Footnote 2: As the statute applies only to state officials, it is not directly implicated by JCOPE's investigation into donations made to the Campaign allegedly at the direction of Mayor de Blasio.
Footnote 3:This distinction is most evident in the language of the regulation providing that a lobbyist or client cannot circumvent the prohibition on direct gifts to the spouse or child of a public official by bestowing gifts on a third party at the direction of the spouse or child (see id.).
Footnote 4: Given the Legislature's recognition that a lobbyist or lobbying client's gift to a third party at the behest of a public official has the same untoward effects as a direct gift, the Court necessarily rejects petitioner's assertion that such a gift constitutes "beneficent behavior that has no connection to the conduct the Legislature sought to censure in the first place" (Petition, ¶ 3). "In other words, if, under the circumstances, it would not be unreasonable to infer that a gift is offered with an intent to influence a public official, the intent to influence is just as problematic if the gift is made instead to a third party at the request of the official" (Stamm Aff., ¶ 26).
Footnote 5: Indeed, it has long been recognized that the law does not permit one to do indirectly that which cannot be done directly (see People ex rel.
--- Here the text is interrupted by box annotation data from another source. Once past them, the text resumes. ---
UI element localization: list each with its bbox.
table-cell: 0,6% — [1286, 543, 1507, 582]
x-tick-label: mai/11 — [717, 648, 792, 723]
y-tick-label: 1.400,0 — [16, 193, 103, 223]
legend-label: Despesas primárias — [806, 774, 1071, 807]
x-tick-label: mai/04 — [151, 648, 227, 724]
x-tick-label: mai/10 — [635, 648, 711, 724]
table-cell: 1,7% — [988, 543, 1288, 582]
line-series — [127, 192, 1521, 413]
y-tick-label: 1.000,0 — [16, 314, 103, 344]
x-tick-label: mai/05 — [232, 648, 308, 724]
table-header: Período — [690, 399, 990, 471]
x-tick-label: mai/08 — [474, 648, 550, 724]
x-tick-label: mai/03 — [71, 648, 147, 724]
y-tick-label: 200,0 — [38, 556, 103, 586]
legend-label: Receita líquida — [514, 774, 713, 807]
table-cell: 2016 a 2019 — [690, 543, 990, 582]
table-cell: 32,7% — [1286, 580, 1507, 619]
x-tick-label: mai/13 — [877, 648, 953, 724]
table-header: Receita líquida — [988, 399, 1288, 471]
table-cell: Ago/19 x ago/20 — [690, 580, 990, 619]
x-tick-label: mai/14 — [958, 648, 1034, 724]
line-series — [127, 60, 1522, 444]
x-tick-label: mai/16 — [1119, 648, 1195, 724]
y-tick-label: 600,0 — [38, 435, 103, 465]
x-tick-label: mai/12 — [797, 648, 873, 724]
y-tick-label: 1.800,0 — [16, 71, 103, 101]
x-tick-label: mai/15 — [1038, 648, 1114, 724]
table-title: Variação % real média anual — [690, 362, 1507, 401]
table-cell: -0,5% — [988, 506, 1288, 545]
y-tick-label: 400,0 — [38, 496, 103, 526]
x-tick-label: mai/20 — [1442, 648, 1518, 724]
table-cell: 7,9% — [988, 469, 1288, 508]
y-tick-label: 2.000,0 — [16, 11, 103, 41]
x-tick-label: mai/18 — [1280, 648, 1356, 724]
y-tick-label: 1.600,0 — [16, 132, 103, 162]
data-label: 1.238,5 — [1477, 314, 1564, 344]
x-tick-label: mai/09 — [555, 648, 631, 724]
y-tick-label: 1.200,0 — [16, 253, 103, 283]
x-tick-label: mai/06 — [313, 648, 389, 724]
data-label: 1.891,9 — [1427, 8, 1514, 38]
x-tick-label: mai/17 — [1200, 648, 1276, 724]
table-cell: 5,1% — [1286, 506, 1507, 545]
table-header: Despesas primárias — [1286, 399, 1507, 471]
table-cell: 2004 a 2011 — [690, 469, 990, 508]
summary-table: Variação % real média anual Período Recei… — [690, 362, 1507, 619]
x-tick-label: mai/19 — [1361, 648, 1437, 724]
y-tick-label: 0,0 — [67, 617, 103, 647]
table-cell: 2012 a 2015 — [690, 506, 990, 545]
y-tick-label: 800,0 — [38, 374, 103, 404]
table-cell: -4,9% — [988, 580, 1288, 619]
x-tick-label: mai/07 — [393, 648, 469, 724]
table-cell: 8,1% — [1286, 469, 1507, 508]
Burby v Howland, 155 NY 270, 280 ). To hold otherwise would leave the law "at the mercy of ingenious efforts to circumvent its objects and to defeat its commands" (id. at 281).
Footnote 6:Consistent with longstanding home-rule principles, PEERA does not regulate the conduct of local government officials in relation to the receipt of gifts from lobbyists and their clients.
Footnote 7: In any event, "an agency can adopt regulations that go beyond the text of legislation, provided they are not inconsistent with the statutory language or its underlying purposes" (Matter of LeadingAge NY, Inc. v Shah, 153 AD3d 10, 16 [3d Dept 2017] [internal quotation marks and citation omitted], affd 32 NY3d 249 ). Moreover, JCOPE's enabling legislation expressly authorizes it to adopt rules in relation to the gift ban (see Executive Law § 94  [a]).
Footnote 8: As argued by JCOPE, there also is an independent, alternative basis for issuance of the Subpoena. Specifically, JCOPE alleges that petitioner failed to disclose the lobbying activities of its president (see Logue Aff., ¶ 21; Stamm Aff., ¶ 3) and that her activities may have required petitioner to register and report as a lobbyist under Legislative Law §§ 1-e and 1-h (see Logue Aff., ¶¶ 13-14). In this regard, Executive Law § 94 authorizes JCOPE to investigate violations of the Lobbying Act, including failure to register as a lobbyist, "and to issue subpoenas in furtherance of its investigation" (Campaign for One NY, 53 Misc 3d at 990; see also Matter of O'Connor v Ginsberg, 106 AD3d 1207, 1209-1210 [3d Dept 2013], lv denied 21 NY3d 864 ; Crane, 49 AD3d at 1067-1068). Further, the law does not prohibit a subpoena from being issued or sustained on an alternative, independent ground (see e.g. People v Salinas, 48 Misc 3d 791, 807-808 [Sup Ct, Bronx County 2015]).